As you can see from the results, people were overwhelming in favour of treating craisins as candy rather than as fruit. However, the results don’t tell the full story.
There was a surprising amount of vitriol expressed by some of my fellow dietitians. Apparently this topic touched on a nerve. Personally, I don’t feel all that strongly about the subject but I do take exception when people suggest that I’m causing eating disorders by daring to suggest that we should treat craisins (and perhaps other dried fruit) as we would candy, and not as we would fruit. I don’t see the need to attack each other’s professional ability over such a minor disagreement. Just because I disagree with dietitians who believe that craisins should be treated as fruit doesn’t mean that I think they’re incompetent. We don’t have to agree on everything and in the big scheme of nutrition this is pretty minor.
Anyway… A loaf of other strawmen brought to the party. Apparently I also hate camping because I think craisins are like candy. Somehow I was also implying that craisins are causing obesity (yes, I don’t get it either). I was “demonizing” craisins. Really? Really? I had no idea that people were so passionate about dried up sugary cranberries.
Let’s look at the facts. While Yoni drew some comparisons between craisins and candy, I think we should also take a moment to compare craisins and cranberries.
|Dried Cranberries (60ml)||Fresh Cranberries (125ml)|
|95 kcal||23 kcal|
|25.32 g carbohydrate||6.12 g carbohydrate|
|1.8 g fibre||2.3 g fibre|
|19.98 g sugar||2.03 g sugar|
|3 mg calcium||4 mg calcium|
|0 mcg vitamin A||18 mcg vitamin A (beta carotene)|
|0 mcg folate||1 mcg folate|
|0 mcg vitamin B12||0 mcg vitamin B12|
|0.1 mg vitamin C||6.7 mg vitamin C|
|1.2 mcg vitamin K||2.6 mcg vitamin K|
|4.92 g moisture||50 g moisture|
As you can see, craisins do lose some nutrients when they’re dehydrated.
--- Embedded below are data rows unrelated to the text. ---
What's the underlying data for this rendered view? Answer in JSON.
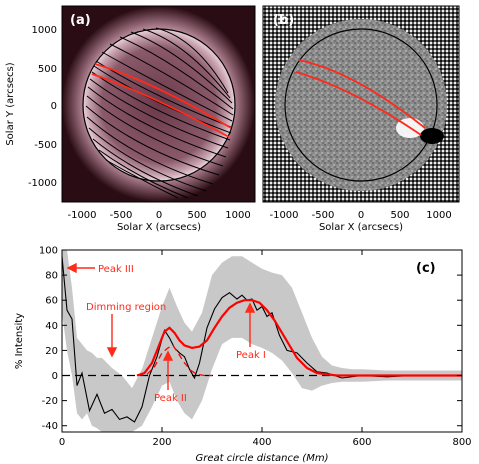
{
  "top_panels": {
    "panel_a": {
      "label": "(a)",
      "ylabel": "Solar Y (arcsecs)",
      "xlabel": "Solar X (arcsecs)",
      "x_ticks": [
        "-1000",
        "-500",
        "0",
        "500",
        "1000"
      ],
      "y_ticks": [
        "1000",
        "500",
        "0",
        "-500",
        "-1000"
      ]
    },
    "panel_b": {
      "label": "(b)",
      "xlabel": "Solar X (arcsecs)",
      "x_ticks": [
        "-1000",
        "-500",
        "0",
        "500",
        "1000"
      ]
    },
    "colors": {
      "sector": "#ff2a1a",
      "grid": "#000000",
      "disk_a": "#7a4a5a",
      "disk_b": "#888888"
    }
  },
  "chart_data": {
    "type": "line",
    "panel_label": "(c)",
    "xlabel": "Great circle distance (Mm)",
    "ylabel": "% Intensity",
    "xlim": [
      0,
      800
    ],
    "ylim": [
      -45,
      100
    ],
    "x_ticks": [
      0,
      200,
      400,
      600,
      800
    ],
    "y_ticks": [
      -40,
      -20,
      0,
      20,
      40,
      60,
      80,
      100
    ],
    "series": [
      {
        "style": "black-solid",
        "color": "#000000",
        "x": [
          0,
          10,
          20,
          30,
          40,
          55,
          70,
          85,
          100,
          115,
          130,
          145,
          160,
          175,
          190,
          205,
          215,
          225,
          235,
          245,
          255,
          265,
          275,
          290,
          305,
          320,
          335,
          350,
          360,
          370,
          380,
          390,
          400,
          410,
          420,
          435,
          450,
          470,
          490,
          510,
          530,
          560,
          600,
          650,
          700,
          760,
          800
        ],
        "y": [
          95,
          52,
          45,
          -8,
          2,
          -28,
          -15,
          -30,
          -27,
          -35,
          -33,
          -37,
          -25,
          0,
          15,
          36,
          30,
          22,
          18,
          15,
          5,
          -2,
          10,
          38,
          53,
          62,
          66,
          61,
          64,
          60,
          61,
          52,
          55,
          47,
          50,
          32,
          20,
          18,
          10,
          3,
          2,
          -2,
          0,
          -1,
          0,
          0,
          0
        ]
      },
      {
        "style": "black-dashed",
        "color": "#000000",
        "x": [
          0,
          800
        ],
        "y": [
          0,
          0
        ]
      },
      {
        "style": "red-dashed",
        "color": "#ff0000",
        "x": [
          150,
          170,
          185,
          200,
          212,
          222,
          232,
          245,
          258,
          270,
          285,
          300
        ],
        "y": [
          0,
          1,
          7,
          18,
          22,
          24,
          18,
          10,
          4,
          1,
          0,
          0
        ]
      },
      {
        "style": "red-solid",
        "color": "#ff0000",
        "x": [
          150,
          165,
          180,
          195,
          205,
          215,
          225,
          235,
          245,
          260,
          275,
          290,
          305,
          320,
          335,
          350,
          365,
          380,
          395,
          410,
          425,
          440,
          455,
          470,
          490,
          510,
          530,
          550,
          570,
          600,
          650,
          700,
          800
        ],
        "y": [
          0,
          2,
          10,
          25,
          35,
          38,
          34,
          28,
          24,
          22,
          23,
          28,
          38,
          47,
          54,
          58,
          60,
          60,
          58,
          52,
          44,
          34,
          24,
          14,
          6,
          2,
          1,
          0,
          0,
          0,
          0,
          0,
          0
        ]
      },
      {
        "style": "gray-band-upper",
        "color": "#c8c8c8",
        "x": [
          0,
          10,
          20,
          30,
          40,
          50,
          60,
          70,
          80,
          100,
          120,
          140,
          160,
          180,
          200,
          215,
          230,
          245,
          260,
          280,
          300,
          320,
          340,
          360,
          380,
          400,
          420,
          440,
          460,
          480,
          500,
          520,
          540,
          560,
          580,
          600,
          650,
          700,
          750,
          800
        ],
        "y": [
          100,
          100,
          70,
          30,
          25,
          20,
          18,
          14,
          14,
          6,
          0,
          -10,
          5,
          30,
          55,
          70,
          55,
          42,
          35,
          50,
          80,
          90,
          95,
          95,
          90,
          85,
          82,
          80,
          70,
          50,
          30,
          15,
          8,
          6,
          5,
          5,
          4,
          4,
          4,
          4
        ]
      },
      {
        "style": "gray-band-lower",
        "color": "#c8c8c8",
        "x": [
          0,
          10,
          20,
          30,
          40,
          50,
          60,
          70,
          80,
          100,
          120,
          140,
          160,
          180,
          200,
          215,
          230,
          245,
          260,
          280,
          300,
          320,
          340,
          360,
          380,
          400,
          420,
          440,
          460,
          480,
          500,
          520,
          540,
          560,
          580,
          600,
          650,
          700,
          750,
          800
        ],
        "y": [
          50,
          20,
          0,
          -30,
          -35,
          -30,
          -40,
          -42,
          -45,
          -45,
          -45,
          -45,
          -40,
          -25,
          -8,
          -5,
          -20,
          -30,
          -35,
          -20,
          5,
          25,
          30,
          30,
          25,
          22,
          18,
          12,
          2,
          -10,
          -12,
          -8,
          -6,
          -5,
          -5,
          -5,
          -4,
          -4,
          -4,
          -4
        ]
      }
    ],
    "annotations": [
      {
        "text": "Peak III",
        "x": 70,
        "y": 82
      },
      {
        "text": "Dimming region",
        "x": 95,
        "y": 48
      },
      {
        "text": "Peak II",
        "x": 210,
        "y": -17
      },
      {
        "text": "Peak I",
        "x": 355,
        "y": 11
      }
    ]
  }
}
They also gain a whole lotta sugar (both because the sugar is more concentrated and because a lot of sugar is added to make them tasty).
The sugar is certainly one of the reasons that I think we should treat craisins more like candy than like fruit. It’s like any sweet treat, apple pie, chocolate milk. Sure there are some redeeming qualities but just because it was once a berry, fruit, or white milk doesn’t mean that it’s equal to what that food was in it’s original state.
Why else should we consider craisins to be more akin to candy than to fruit? They’re lacking the water that’s present in whole fruit. This has three effects: 1. you’re not getting the water that you would eating whole cranberries that you do from dried, 2. the calories are far more concentrated so you only need a small portion to get the same calories that you would from eating fresh cranberries, 3. craisins are very sticky which makes them excellent contributors to the formation of dental caries.
After I had written this post, another RD (who wisely chooses to remain nameless, wanting to avoid getting caught in the fray) shared this with me:
Sorry, for the poor resolution. Hopefully it’s clear enough for you to see that these national guidelines recommend dried fruit be included as “sometimes” foods. Which, as you can see below, is exactly what I’ve been saying.
I’m not saying that craisins are bad. Heck, I sprinkled some in my pancake batter for Pancake Tuesday (much as I might chocolate chips). I don’t think that candy is “bad” either. I don’t believe in labelling foods as “good” or “bad”. All foods fit. We should simply consume some more regularly than others and I would put craisins firmly in the “sometimes” food category.